Who are these people? They are from the same pool of former military intelligence
and security service officers who once did this job in the closed rooms of army
HQ but now wallow in the limelight. One favored pundit is even subtitled "Expert
on psychological warfare against Hassan Nasrallah."
And who are the presenters and anchors who interview them? The other day an aging
expert on Apache helicopters interrupted his interviewer irritatedly to tell him
his question was stupid. "We were in the army together and both know the
answer. Don't play dumb." It was a rare reminder that these anchors too are
just soldiers in suits. One of the most popular, Ehud Yaari of Channel 2, barely
conceals his military credentials as he condones yet more violence against the
Lebanese or, if he can be deflected for a moment, the people of Gaza.
That is what comes of having a "citizen army," where teenagers learn
to use a gun before they can drive and men do reserve duty until their late 40s.
It means every male teacher, professor, psychologist, and journalist thinks as
a soldier because that is what he has been for most of his life.
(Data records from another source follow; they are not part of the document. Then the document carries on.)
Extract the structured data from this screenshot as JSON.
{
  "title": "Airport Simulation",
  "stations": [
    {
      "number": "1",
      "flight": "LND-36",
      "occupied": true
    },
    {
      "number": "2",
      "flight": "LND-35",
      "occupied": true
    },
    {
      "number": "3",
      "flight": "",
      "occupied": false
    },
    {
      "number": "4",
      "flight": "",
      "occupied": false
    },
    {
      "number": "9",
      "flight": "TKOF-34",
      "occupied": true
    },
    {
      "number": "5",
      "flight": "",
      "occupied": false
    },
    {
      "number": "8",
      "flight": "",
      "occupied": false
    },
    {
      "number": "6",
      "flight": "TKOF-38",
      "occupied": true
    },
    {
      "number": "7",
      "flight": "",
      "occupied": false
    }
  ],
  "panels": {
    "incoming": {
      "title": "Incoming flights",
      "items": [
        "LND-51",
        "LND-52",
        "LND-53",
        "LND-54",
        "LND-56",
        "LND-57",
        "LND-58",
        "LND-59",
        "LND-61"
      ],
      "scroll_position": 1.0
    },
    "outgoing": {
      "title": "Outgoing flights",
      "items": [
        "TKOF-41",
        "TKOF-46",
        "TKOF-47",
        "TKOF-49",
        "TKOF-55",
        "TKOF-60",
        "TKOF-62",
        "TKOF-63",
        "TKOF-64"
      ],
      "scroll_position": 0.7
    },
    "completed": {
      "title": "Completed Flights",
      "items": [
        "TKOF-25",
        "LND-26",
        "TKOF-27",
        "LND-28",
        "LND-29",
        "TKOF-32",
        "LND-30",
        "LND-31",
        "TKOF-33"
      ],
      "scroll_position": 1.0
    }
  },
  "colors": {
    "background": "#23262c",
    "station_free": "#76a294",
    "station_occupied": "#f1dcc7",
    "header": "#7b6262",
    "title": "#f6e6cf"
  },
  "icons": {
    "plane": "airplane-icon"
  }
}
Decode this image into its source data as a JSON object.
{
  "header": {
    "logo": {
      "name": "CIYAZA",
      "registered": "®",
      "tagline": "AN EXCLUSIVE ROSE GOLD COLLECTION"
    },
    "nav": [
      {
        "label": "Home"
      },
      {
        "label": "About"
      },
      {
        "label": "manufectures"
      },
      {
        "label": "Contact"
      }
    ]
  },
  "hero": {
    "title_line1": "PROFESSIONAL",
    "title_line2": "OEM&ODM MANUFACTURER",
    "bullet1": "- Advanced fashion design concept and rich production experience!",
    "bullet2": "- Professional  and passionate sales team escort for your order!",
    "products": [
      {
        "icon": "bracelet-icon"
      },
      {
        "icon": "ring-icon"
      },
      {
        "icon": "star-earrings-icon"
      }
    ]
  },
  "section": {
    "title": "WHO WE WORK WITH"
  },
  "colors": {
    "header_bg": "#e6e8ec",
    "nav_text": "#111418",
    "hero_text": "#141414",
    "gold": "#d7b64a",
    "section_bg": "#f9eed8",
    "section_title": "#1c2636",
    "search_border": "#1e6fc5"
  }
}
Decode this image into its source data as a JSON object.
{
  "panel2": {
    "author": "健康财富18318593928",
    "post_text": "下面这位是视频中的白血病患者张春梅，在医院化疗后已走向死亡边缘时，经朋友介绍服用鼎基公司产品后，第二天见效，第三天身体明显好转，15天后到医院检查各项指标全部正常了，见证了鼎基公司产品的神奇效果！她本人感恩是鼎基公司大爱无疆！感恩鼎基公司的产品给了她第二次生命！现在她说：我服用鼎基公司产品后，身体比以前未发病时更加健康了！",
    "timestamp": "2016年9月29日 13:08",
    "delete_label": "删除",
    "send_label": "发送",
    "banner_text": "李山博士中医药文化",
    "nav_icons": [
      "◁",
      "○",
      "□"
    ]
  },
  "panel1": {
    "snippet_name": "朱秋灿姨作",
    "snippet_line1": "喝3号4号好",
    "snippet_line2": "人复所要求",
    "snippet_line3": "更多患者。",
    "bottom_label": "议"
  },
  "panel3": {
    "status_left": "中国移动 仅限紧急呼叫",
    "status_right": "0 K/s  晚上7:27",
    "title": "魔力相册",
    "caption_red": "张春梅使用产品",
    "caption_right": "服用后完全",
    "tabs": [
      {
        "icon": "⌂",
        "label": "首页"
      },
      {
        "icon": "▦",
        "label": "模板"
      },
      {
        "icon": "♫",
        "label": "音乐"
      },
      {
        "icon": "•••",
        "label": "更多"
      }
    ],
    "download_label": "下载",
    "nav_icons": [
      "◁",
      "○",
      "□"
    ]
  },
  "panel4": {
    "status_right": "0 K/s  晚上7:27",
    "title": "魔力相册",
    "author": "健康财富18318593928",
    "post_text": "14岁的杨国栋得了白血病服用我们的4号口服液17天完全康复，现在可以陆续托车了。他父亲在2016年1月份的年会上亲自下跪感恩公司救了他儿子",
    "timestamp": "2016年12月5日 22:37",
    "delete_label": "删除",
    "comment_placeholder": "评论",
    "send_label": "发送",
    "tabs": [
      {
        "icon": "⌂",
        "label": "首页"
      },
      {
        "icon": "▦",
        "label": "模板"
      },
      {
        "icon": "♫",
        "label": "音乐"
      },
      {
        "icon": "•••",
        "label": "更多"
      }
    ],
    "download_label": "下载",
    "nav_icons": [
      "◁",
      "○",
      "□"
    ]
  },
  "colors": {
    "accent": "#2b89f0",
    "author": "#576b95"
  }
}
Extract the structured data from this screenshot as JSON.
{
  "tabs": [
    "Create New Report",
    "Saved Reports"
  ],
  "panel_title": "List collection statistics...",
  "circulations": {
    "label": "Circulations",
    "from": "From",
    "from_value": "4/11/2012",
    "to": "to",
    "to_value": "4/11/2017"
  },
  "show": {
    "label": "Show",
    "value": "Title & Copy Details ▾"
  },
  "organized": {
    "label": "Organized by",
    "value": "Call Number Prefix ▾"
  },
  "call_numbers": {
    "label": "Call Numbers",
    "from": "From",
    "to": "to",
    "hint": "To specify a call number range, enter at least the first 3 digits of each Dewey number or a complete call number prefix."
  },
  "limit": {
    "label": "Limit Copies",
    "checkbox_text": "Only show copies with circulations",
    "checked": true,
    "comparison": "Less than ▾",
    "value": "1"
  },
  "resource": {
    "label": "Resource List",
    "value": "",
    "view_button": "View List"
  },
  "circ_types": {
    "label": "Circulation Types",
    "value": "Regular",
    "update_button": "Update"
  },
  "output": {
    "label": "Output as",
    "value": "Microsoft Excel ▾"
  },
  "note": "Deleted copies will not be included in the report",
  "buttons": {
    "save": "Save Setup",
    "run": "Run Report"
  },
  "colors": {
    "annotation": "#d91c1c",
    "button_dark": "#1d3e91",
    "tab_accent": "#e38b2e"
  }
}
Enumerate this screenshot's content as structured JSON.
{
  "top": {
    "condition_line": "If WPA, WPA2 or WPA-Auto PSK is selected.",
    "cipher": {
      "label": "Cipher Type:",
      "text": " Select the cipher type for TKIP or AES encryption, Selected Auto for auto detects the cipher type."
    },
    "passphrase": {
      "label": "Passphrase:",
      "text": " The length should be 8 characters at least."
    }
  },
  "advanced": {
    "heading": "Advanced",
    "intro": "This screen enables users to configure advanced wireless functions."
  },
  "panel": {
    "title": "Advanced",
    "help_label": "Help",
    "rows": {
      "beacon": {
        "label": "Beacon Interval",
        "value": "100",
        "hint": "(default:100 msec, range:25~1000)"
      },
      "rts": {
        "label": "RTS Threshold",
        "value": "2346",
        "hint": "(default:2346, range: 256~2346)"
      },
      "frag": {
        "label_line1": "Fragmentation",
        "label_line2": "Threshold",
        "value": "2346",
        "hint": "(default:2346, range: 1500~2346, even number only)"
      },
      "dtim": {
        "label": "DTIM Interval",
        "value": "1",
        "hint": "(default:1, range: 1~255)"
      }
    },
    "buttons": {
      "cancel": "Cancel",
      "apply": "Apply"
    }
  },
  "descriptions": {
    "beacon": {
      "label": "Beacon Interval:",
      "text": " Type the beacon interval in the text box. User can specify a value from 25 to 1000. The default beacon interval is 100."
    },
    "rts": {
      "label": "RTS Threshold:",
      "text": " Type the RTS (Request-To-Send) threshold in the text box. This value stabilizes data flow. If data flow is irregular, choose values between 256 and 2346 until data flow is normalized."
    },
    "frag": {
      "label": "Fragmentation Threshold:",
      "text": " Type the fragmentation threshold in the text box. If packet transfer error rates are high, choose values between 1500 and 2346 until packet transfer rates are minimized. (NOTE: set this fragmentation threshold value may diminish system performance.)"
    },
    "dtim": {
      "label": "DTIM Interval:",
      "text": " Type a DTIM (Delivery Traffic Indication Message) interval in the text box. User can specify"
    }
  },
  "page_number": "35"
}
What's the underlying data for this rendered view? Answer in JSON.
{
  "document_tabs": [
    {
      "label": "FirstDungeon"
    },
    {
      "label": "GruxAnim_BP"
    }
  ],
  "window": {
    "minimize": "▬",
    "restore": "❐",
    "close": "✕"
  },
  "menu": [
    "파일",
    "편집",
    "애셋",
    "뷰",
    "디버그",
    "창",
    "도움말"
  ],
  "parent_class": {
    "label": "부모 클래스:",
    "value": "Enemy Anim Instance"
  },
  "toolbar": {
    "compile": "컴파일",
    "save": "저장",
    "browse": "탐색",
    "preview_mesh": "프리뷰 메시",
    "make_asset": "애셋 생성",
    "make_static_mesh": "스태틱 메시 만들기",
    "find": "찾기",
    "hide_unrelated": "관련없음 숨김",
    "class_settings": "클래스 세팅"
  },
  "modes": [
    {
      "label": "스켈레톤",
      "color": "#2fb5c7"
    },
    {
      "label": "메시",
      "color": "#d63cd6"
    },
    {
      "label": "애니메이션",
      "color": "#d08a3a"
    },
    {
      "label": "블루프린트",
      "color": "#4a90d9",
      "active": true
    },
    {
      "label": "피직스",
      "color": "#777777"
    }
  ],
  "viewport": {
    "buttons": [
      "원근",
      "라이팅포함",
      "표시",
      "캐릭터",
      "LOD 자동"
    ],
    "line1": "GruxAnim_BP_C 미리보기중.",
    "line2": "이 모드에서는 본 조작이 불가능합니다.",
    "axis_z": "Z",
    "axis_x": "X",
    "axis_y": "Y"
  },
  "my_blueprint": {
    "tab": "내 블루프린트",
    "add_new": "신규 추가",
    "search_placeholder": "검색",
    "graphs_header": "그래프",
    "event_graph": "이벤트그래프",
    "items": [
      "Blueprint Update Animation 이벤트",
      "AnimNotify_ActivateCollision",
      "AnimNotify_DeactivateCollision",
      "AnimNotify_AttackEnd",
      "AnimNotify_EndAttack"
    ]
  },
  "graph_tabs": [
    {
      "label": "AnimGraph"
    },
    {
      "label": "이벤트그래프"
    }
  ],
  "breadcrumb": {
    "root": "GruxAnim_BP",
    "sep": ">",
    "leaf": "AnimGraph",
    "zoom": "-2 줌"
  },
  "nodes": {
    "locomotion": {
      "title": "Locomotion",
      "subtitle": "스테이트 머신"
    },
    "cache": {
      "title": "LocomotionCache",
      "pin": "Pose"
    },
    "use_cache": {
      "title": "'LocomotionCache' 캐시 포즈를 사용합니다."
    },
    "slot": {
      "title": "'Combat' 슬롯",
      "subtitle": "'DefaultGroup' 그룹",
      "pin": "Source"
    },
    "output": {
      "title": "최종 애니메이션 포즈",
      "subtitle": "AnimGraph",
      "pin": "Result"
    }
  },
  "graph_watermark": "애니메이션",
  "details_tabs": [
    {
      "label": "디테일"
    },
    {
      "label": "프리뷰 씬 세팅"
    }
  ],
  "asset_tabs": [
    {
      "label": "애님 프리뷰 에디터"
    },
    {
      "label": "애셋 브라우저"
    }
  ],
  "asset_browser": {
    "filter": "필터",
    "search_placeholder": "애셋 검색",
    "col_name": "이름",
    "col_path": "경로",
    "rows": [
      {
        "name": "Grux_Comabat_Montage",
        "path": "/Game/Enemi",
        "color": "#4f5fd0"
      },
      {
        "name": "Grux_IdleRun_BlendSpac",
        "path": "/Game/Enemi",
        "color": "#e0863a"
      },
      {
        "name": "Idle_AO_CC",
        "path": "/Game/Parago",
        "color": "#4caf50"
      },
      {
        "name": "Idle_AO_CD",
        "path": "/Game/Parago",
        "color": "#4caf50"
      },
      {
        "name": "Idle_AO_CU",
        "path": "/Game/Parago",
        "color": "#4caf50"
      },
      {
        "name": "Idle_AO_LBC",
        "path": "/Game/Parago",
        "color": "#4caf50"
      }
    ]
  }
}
Israel is not unique, far from it, though it is in a darker place, and has been
for some time, than "we" in the West can fully appreciate. It is a mirror
of what our own societies are capable of, despite our democratic values. It shows
how a cult of victimhood makes one heartless and cruel, and how racism can be
repackaged as civilized values.
Maybe those UN monitors, with their lookout post above the battlefield where Israel
wants to use any means it can to destroy Hezbollah and Lebanese civilians who
get in the way, had to be removed simply because they are a nuisance, a restraint
when Israel needs to get on with the job of asserting "our" values.
Maybe Israel does not want the scrutiny of peacekeepers as it fights our war on
terror for us. Maybe it feared that the monitors' reports might help to give back
to the Lebanese, even to Hezbollah, their faces, their history, their suffering.
And, if we are honest, Israel is not alone. How many of us want the Arabs to remain
faceless so we can keep believing we are the victims of a new ideology that wants
only our evisceration, just as the "Red Indians" once supposedly wanted
our scalps? How many many of us believe that our values demand that we fall in
behind a new world order in which Arab deaths are not real deaths because "they"
are not fully human?
And how many of us believe that deliberate barbarity, at least when we do it,
is only "apparently" a crime against humanity?